Chest radiography and CT findings show solitary or, more often, multiple randomly distributed, unilateral or bilateral nodules and/or masses with well-defined borders. The nodules may be present with or, more commonly, without calcification and are typically focal and irregular [10]. The calcified masses are more often multiple and bilateral [10]. Though rare, cavitation has been reported [10, 11]. Nodule size ranges from several millimeters to 15 cm in diameter, with an average diameter of 2 cm [9]. Adenopathy is usually not associated with this entity [1].

Differential diagnosis in PHG includes malignancy (metastatic or primary), infection (septic emboli, tuberculosis, histoplasmosis, or other fungal infections), amyloidosis, rheumatoid nodules, Wegener's granulomatosis, sarcoidosis, lymphomatoid granulomatosis, and plasma cell granuloma [3, 68, 10, 11]. When calcified, sarcomatous metastases (e.g., osteosarcoma, chondrosarcoma and giant cell tumor) and carcinomatous metastases (e.g., mucin-producing adenocarcinomas, thyroid cancer, and choriocarcinoma) should be included in the differential diagnosis [10]. The aforementioned masses can be differentiated by their clinical, biological, bacteriological, and histopathological characteristics [8].

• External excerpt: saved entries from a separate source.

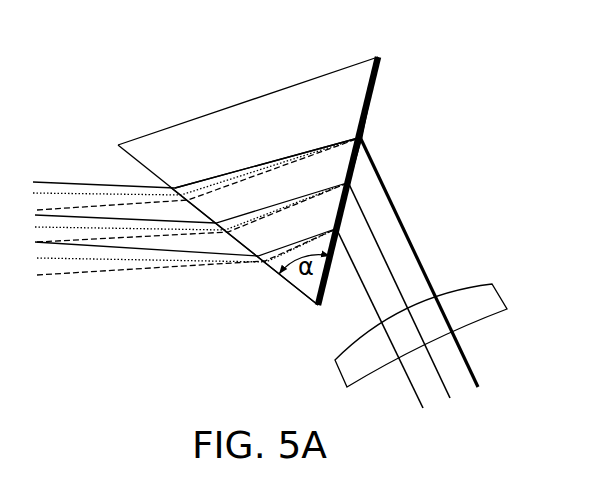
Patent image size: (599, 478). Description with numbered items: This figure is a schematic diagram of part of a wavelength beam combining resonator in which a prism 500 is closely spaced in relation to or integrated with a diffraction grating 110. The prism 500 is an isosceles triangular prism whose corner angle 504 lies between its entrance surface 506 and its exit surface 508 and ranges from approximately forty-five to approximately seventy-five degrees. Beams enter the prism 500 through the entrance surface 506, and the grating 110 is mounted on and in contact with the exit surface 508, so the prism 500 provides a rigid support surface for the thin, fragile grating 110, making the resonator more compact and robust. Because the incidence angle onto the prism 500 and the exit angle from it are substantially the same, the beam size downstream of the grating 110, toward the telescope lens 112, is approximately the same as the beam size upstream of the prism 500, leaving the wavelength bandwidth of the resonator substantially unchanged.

The prism 500 is at (246, 99).
The corner angle α 504 is at (276, 271).
The exit surface 508 is at (366, 87).
The diffraction grating 110 is at (376, 95).
The entrance surface 506 is at (129, 166).
The lens 112 is at (509, 296).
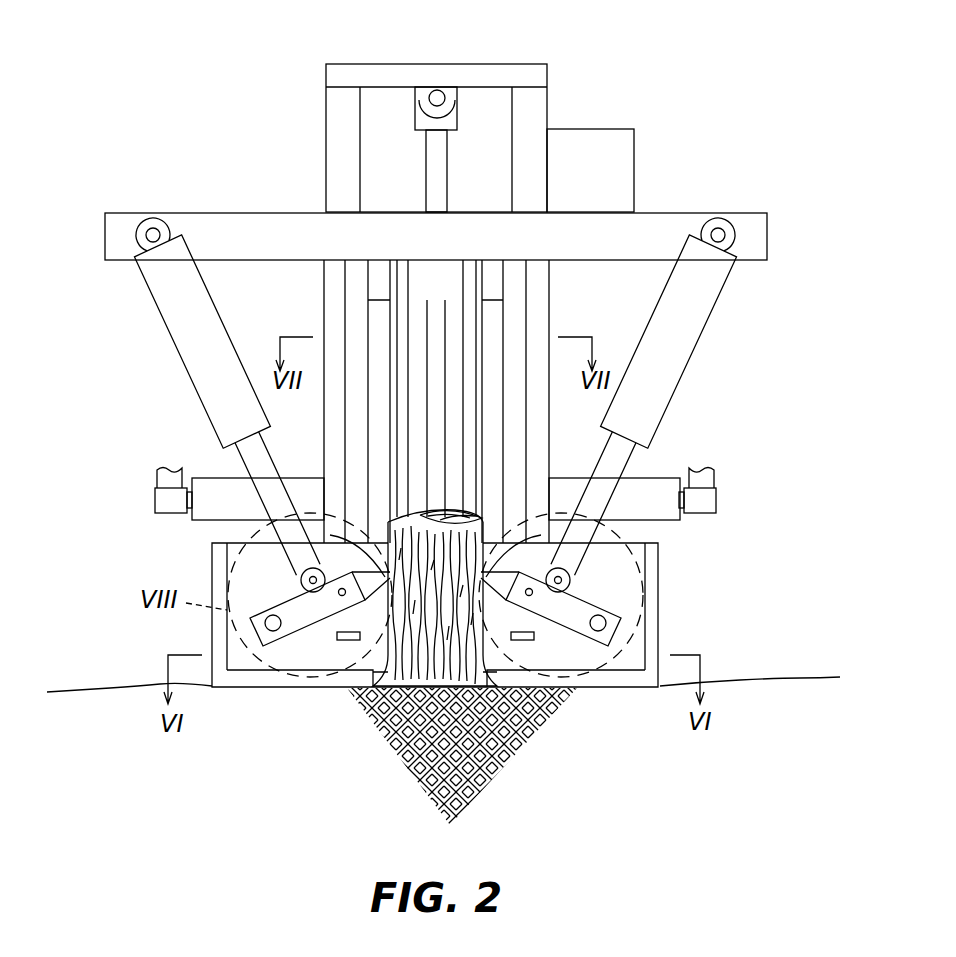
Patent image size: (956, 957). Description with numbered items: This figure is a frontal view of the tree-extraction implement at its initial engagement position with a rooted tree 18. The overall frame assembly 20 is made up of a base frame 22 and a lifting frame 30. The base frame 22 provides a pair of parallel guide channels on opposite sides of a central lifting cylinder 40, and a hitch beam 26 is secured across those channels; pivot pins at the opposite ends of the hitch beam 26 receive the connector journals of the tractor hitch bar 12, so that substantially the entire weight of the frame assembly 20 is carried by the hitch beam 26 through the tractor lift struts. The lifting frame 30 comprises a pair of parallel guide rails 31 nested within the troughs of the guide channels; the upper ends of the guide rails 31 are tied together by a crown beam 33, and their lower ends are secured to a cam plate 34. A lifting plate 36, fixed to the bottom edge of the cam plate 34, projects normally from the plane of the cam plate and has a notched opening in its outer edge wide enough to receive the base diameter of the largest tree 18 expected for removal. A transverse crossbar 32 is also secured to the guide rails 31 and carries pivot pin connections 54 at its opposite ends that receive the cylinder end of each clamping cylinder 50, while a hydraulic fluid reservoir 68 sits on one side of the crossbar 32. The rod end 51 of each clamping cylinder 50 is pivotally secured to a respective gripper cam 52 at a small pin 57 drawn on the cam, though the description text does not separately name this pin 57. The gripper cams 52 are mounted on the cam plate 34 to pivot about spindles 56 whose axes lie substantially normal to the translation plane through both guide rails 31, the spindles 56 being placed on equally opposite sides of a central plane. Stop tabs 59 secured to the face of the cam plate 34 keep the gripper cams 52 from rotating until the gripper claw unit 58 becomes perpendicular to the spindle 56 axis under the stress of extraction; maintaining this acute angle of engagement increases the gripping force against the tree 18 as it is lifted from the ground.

The hitch bar 12 is at (157, 478).
The tree 18 is at (448, 607).
The frame assembly 20 is at (318, 157).
The base frame 22 is at (513, 300).
The hitch beam 26 is at (664, 509).
The lifting frame 30 is at (545, 112).
The guide rails 31 is at (348, 174).
The crossbar 32 is at (658, 224).
The crown beam 33 is at (457, 76).
The cam plate 34 is at (626, 580).
The lifting plate 36 is at (618, 672).
The lifting cylinder 40 is at (449, 295).
The clamping cylinder 50 is at (199, 322).
The rod end 51 is at (278, 460).
The gripper cams 52 is at (324, 615).
The pivot pin connections 54 is at (142, 236).
The spindles 56 is at (265, 627).
The pin 57 is at (338, 591).
The gripper claw unit 58 is at (327, 537).
The stop tabs 59 is at (355, 641).
The hydraulic fluid reservoir 68 is at (601, 172).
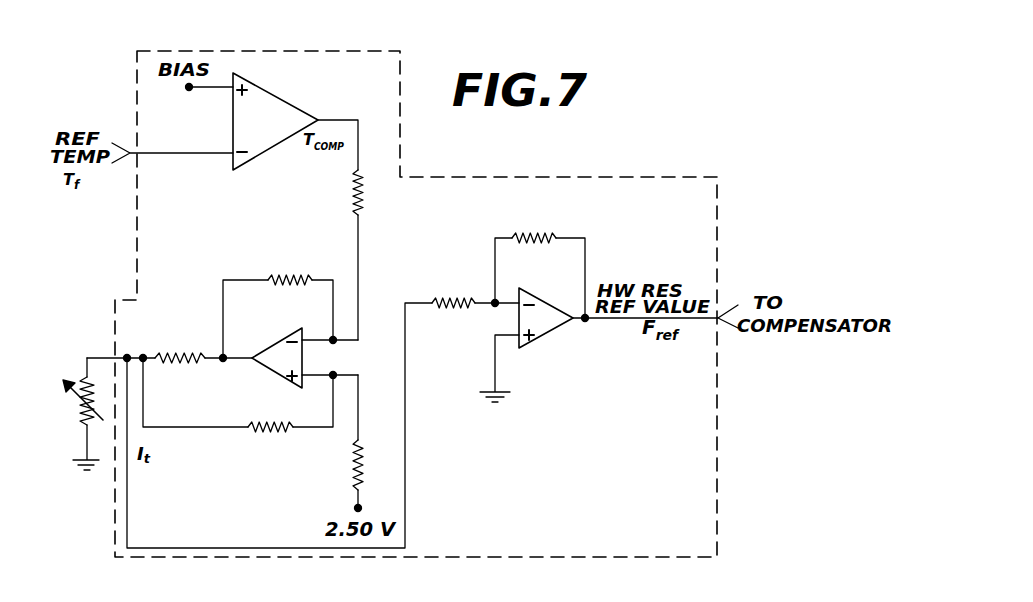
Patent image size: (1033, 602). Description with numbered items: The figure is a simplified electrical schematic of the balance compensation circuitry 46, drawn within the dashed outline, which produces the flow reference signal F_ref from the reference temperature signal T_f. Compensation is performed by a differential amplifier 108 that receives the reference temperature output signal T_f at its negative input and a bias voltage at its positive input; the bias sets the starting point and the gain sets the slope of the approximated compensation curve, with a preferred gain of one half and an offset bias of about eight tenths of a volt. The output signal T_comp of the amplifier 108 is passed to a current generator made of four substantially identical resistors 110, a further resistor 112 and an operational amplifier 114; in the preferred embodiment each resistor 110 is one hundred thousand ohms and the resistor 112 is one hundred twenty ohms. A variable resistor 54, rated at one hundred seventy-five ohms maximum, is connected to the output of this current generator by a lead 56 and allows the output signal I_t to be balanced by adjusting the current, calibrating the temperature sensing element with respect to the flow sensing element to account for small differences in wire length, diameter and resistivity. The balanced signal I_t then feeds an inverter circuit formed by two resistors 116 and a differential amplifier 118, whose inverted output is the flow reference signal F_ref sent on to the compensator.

The balance compensation circuitry 46 is at (555, 177).
The variable resistor 54 is at (82, 408).
The lead 56 is at (87, 358).
The differential amplifier 108 is at (297, 107).
The resistors 110 is at (352, 191).
The resistor 112 is at (178, 364).
The operational amplifier 114 is at (268, 346).
The resistors 116 is at (453, 300).
The differential amplifier 118 is at (550, 292).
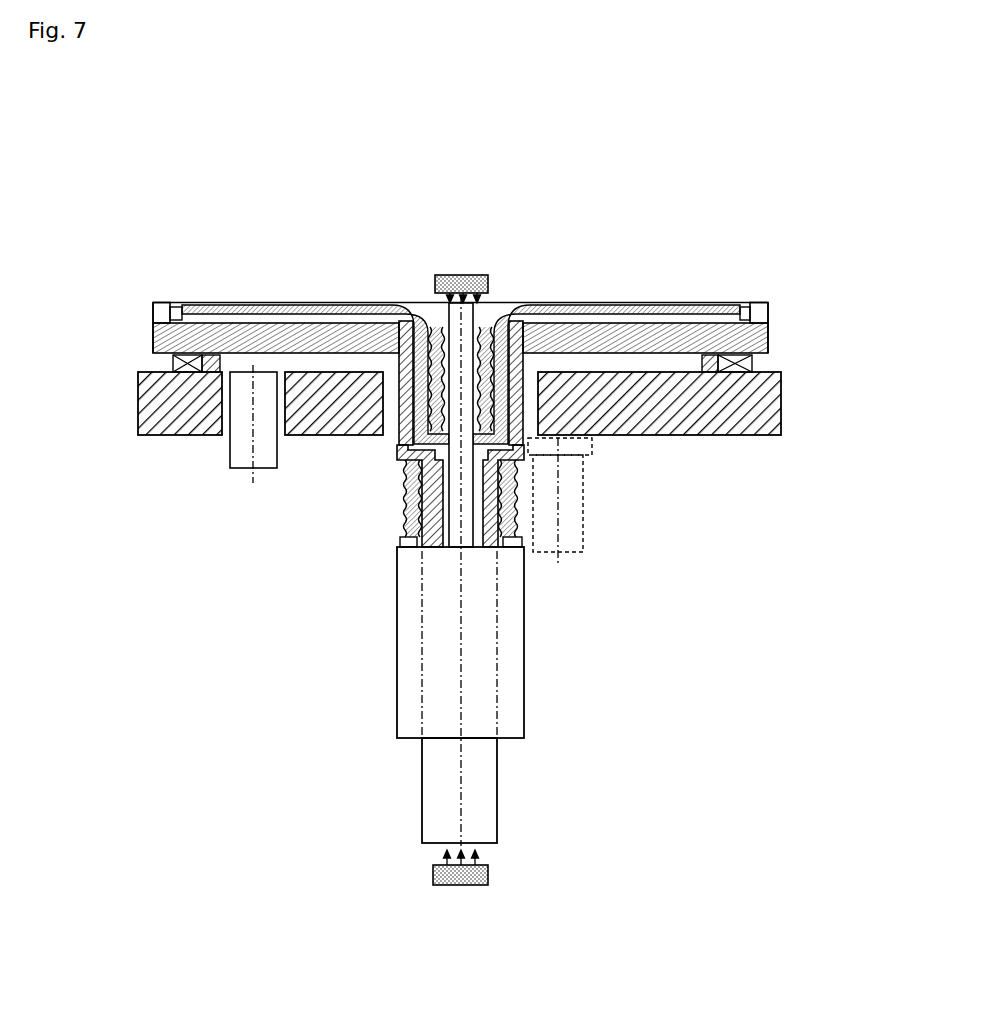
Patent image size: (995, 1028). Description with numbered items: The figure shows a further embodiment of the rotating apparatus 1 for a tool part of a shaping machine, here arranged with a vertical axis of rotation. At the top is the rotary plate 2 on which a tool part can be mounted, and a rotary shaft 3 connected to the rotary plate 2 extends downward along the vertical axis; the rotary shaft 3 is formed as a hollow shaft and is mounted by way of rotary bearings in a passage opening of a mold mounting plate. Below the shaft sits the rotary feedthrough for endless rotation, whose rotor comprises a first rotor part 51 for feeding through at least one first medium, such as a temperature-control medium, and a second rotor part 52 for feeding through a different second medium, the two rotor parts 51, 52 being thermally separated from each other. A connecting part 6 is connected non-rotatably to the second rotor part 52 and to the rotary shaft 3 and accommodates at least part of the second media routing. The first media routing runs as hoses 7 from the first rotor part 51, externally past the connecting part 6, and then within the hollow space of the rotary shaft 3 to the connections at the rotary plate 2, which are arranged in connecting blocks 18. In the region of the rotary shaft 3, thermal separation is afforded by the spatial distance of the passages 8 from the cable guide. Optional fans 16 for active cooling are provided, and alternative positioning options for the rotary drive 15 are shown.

The rotating apparatus 1 is at (158, 249).
The rotary plate 2 is at (743, 345).
The rotary shaft 3 is at (515, 358).
The connecting part 6 is at (400, 460).
The hoses 7 is at (723, 310).
The passages 8 is at (412, 357).
The rotary drive 15 is at (243, 458).
The fans 16 is at (468, 283).
The connecting blocks 18 is at (160, 313).
The first rotor part 51 is at (515, 645).
The second rotor part 52 is at (485, 770).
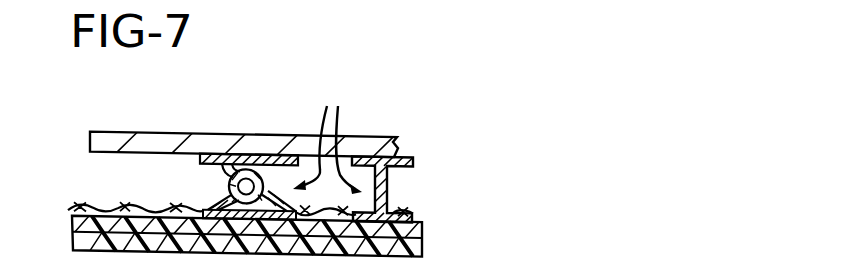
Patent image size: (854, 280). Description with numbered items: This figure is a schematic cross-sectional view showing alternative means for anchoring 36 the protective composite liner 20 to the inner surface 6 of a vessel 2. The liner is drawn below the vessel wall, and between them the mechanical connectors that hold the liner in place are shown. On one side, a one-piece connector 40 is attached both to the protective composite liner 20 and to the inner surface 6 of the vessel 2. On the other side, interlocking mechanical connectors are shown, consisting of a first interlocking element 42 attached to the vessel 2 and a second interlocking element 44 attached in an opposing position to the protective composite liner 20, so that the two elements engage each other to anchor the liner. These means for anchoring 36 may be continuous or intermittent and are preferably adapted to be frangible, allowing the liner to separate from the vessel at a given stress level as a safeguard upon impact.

The vessel 2 is at (268, 133).
The inner surface 6 is at (103, 156).
The first interlocking element 42 is at (176, 152).
The means for anchoring 36 is at (286, 58).
The one-piece connector 40 is at (390, 183).
The second interlocking element 44 is at (210, 200).
The protective composite liner 20 is at (434, 233).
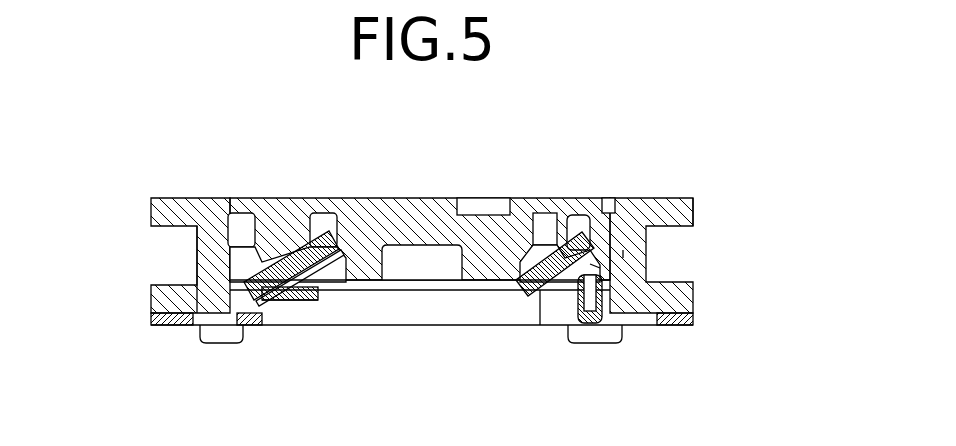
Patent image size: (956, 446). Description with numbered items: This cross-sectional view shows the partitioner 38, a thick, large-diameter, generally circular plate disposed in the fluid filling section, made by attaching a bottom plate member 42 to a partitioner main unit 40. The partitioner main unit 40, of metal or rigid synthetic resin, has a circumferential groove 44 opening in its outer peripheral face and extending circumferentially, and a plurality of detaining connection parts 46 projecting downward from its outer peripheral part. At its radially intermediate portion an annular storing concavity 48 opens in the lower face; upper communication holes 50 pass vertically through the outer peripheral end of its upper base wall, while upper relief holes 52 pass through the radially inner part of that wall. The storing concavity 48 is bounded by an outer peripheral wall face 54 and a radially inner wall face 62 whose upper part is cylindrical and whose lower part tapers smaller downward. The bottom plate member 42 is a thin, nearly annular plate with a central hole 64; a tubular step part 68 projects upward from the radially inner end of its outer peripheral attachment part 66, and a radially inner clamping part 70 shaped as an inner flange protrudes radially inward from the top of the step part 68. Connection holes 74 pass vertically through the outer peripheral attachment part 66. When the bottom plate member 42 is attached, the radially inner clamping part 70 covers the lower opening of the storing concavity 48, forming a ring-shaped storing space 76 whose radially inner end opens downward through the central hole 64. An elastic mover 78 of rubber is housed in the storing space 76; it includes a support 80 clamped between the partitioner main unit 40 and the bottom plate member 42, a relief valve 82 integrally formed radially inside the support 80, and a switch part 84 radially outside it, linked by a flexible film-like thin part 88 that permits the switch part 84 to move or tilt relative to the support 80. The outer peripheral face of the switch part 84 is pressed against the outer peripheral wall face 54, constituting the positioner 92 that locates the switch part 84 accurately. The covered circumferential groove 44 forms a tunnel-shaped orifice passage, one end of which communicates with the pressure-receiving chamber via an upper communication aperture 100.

The partitioner 38 is at (717, 182).
The partitioner main unit 40 is at (372, 223).
The bottom plate member 42 is at (288, 305).
The circumferential groove 44 is at (180, 280).
The detaining connection part 46 is at (222, 330).
The storing concavity 48 is at (287, 247).
The upper communication hole 50 is at (588, 235).
The upper relief hole 52 is at (530, 222).
The outer peripheral wall face 54 is at (603, 273).
The radially inner wall face 62 is at (507, 292).
The central hole 64 is at (342, 285).
The outer peripheral attachment part 66 is at (165, 318).
The step part 68 is at (263, 317).
The radially inner clamping part 70 is at (307, 292).
The connection hole 74 is at (190, 325).
The storing space 76 is at (245, 240).
The elastic mover 78 is at (545, 304).
The support 80 is at (548, 268).
The relief valve 82 is at (492, 240).
The switch part 84 is at (632, 252).
The thin part 88 is at (590, 266).
The positioner 92 is at (230, 262).
The upper communication aperture 100 is at (645, 215).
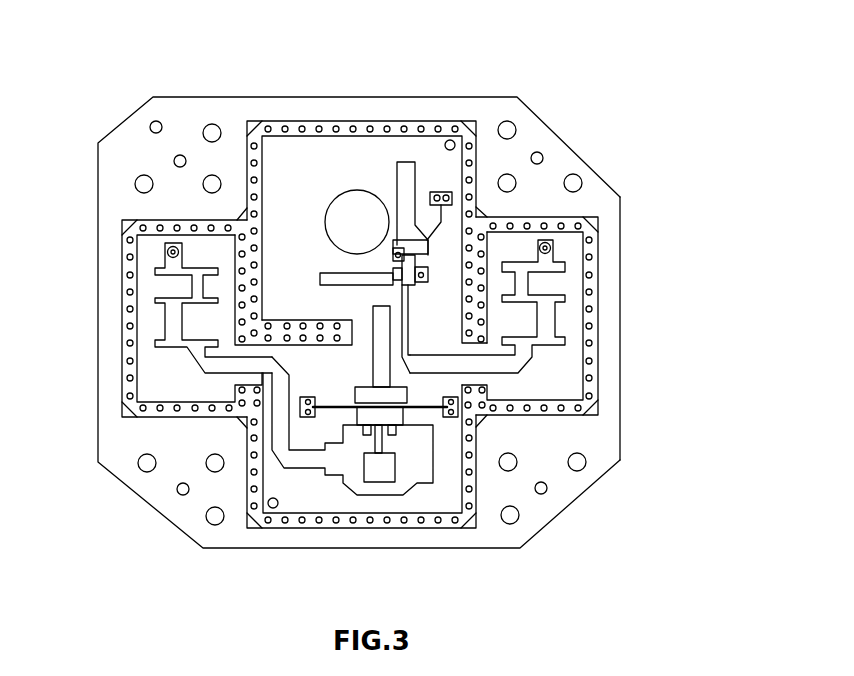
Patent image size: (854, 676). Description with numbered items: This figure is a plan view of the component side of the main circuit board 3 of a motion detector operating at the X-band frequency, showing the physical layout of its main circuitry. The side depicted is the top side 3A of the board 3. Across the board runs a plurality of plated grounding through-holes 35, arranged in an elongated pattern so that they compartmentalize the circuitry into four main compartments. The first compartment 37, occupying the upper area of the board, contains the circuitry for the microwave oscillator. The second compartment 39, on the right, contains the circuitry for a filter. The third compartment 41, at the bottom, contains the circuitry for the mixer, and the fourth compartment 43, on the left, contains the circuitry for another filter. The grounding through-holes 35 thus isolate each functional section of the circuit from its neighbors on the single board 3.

The circuit board 3 is at (548, 122).
The top side 3A is at (619, 195).
The plated grounding through-holes 35 is at (284, 130).
The first compartment 37 is at (382, 152).
The second compartment 39 is at (570, 384).
The third compartment 41 is at (443, 500).
The fourth compartment 43 is at (150, 367).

F-18 fluordeoxyglucose positron emission tomography (FDG-PET/CT) can reveal increased metabolic activity in PHG lesions [12]. However, an accurate diagnosis of PHG can only be made with histopathological examination [8]. Microscopically, the lesions are well-circumscribed and are characterized by a dense network of concentric hyalinized collagen in the center of perivascular lymphoplasmacytic infiltrate that rarifies in the center of the nodule [5]. The collagen is deposited in ropy, whorled collagen bundles that are separated by clear spaces [8]. Congo red stain with polarization and crystal violet stain can be positive for amyloid, and the diagnosis of amyloidosis must be considered. Amyloidosis can be ruled out using electron microscopy because in PHG the hyaline lamellae consist of eletrondense, compact, amorphous material, which is substantially different from fibrillar amyloid lesions [4, 8].

The prognosis for patients with PHG is generally excellent with no significant impact on longevity. Single lesions tend to be stable and resection is often curative. Some patients with multiple lesions may show progressive enlargement of nodules and increased dyspnea [1, 5]. There is no definitive treatment for multiple nodules, although successful resolution of the nodules with the administration of glucocorticoids has been reported [1, 5, 12, 13]. FDG-PET/CT may demonstrate a decrease in metabolic activity after corticosteroid treatment [12]. One case of recurrence after resection was described [14].

In conclusion, PHG should be considered in the differential diagnosis of pulmonary nodules or masses, even when they are cavitary or contain calcifications.